El poder nunca ha sido bondadoso ni mucho menos. La historia de la humanidad es un escalofriante recuento de abusos perpetrados por potentados de todo pelaje, desde emperadores, reyezuelos y señores feudales hasta clérigos transmutados en feroces perseguidores de los demás.
Doña Iglesia ya no mata en estos tiempos —ese privilegio lo detentan ahora los islamistas, torvos fanáticos recién desembarcados de las más oscuras épocas medievales— pero en su momento mandaba quemar vivos a quienes se atrevían a cuestionar sus dogmas. Y buena parte de la sangre que se ha derramado en este valle de lágrimas ha corrido por cuenta de una cristiandad que, evocando la figura del supremo salvador —vaya paradoja, siendo que Jesús promulgaba la buena palabra y el amor a los semejantes—, acometía guerras religiosas al menor pretexto.
Naturalmente, en un exhaustivo recuento de las pavorosas atrocidades acontecidas a lo largo de los siglos, la factura global no correría por cuenta de los cruzados, los ejecutores de la Santa Inquisición o los sátrapas investidos de una muy oportuna santidad, sino que la barbarie se remonta a la noche de los tiempos, por así decirlo, a los días en que la figura del poderoso —el jefe de la tribu, el cacique del clan o el guerrero más ambicioso de la comarca— comenzó a delinearse en el horizonte.
El sello indeleble de la andanza humana es la opresión: las pirámides de la antigüedad fueron erigidas por esclavos y las labores de quienes construyeron el canal de Suez o tendieron vías de ferrocarril en los territorios colonizados de África fueron casi tan inclementes, como duras son, hoy mismo, las condiciones de millones de operarios.

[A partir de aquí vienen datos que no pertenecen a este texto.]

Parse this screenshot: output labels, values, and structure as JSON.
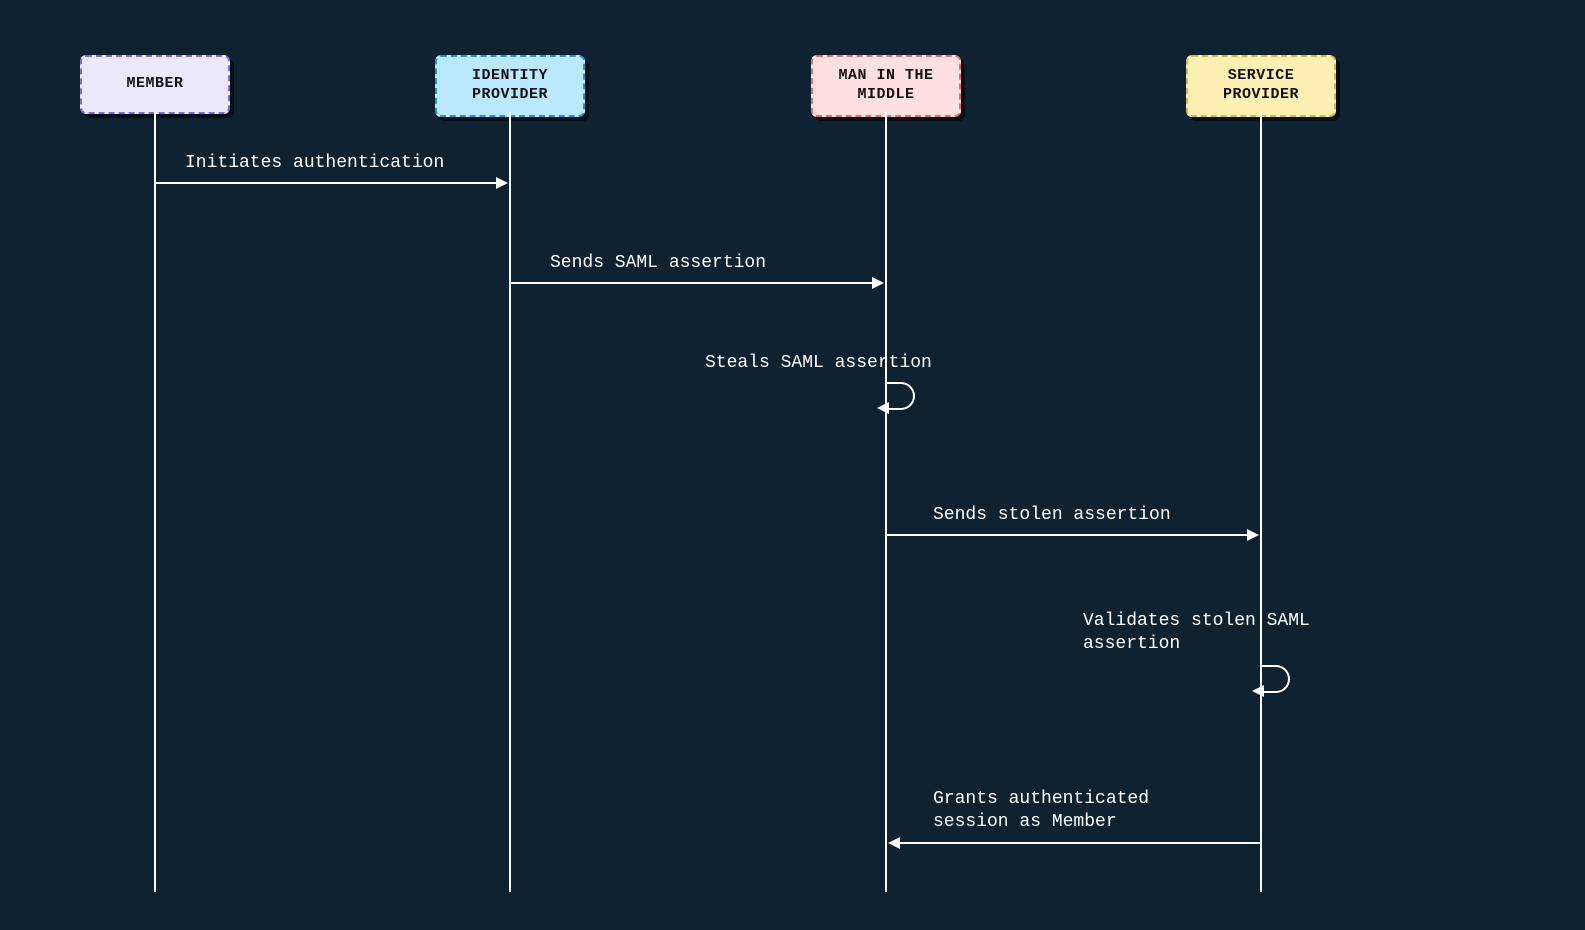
{
  "actors": {
    "member": "MEMBER",
    "idp": "IDENTITY\nPROVIDER",
    "mitm": "MAN IN THE\nMIDDLE",
    "sp": "SERVICE\nPROVIDER"
  },
  "messages": {
    "m1": "Initiates authentication",
    "m2": "Sends SAML assertion",
    "m3": "Steals SAML assertion",
    "m4": "Sends stolen assertion",
    "m5": "Validates stolen SAML\nassertion",
    "m6": "Grants authenticated\nsession as Member"
  },
  "chart_data": {
    "type": "sequence-diagram",
    "actors": [
      "Member",
      "Identity Provider",
      "Man in the Middle",
      "Service Provider"
    ],
    "messages": [
      {
        "from": "Member",
        "to": "Identity Provider",
        "label": "Initiates authentication"
      },
      {
        "from": "Identity Provider",
        "to": "Man in the Middle",
        "label": "Sends SAML assertion"
      },
      {
        "from": "Man in the Middle",
        "to": "Man in the Middle",
        "label": "Steals SAML assertion"
      },
      {
        "from": "Man in the Middle",
        "to": "Service Provider",
        "label": "Sends stolen assertion"
      },
      {
        "from": "Service Provider",
        "to": "Service Provider",
        "label": "Validates stolen SAML assertion"
      },
      {
        "from": "Service Provider",
        "to": "Man in the Middle",
        "label": "Grants authenticated session as Member"
      }
    ]
  }
}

El proceso civilizatorio ha mitigado grandemente el dolor de los humanos, así sea que no vivamos todavía en el mejor de los mundos. Pero, si en algún momento los niños dejaron de trabajar 14 horas al día durante la Revolución Industrial fue, justamente, porque a alguien le importó la suerte de esos pequeños.
Nuestro acontecer también ha estado marcado por la presencia de individuos de gran corazón y sus generosas batallas han edificado, a su vez, un portentoso palacio moderno: el templo de la justicia, señoras y señores, con sus leyes y sus constituciones, es decir, con sus derechos para los ciudadanos.
¿Ese monumento es el que ahora quiere derrumbar el régimen de la 4T?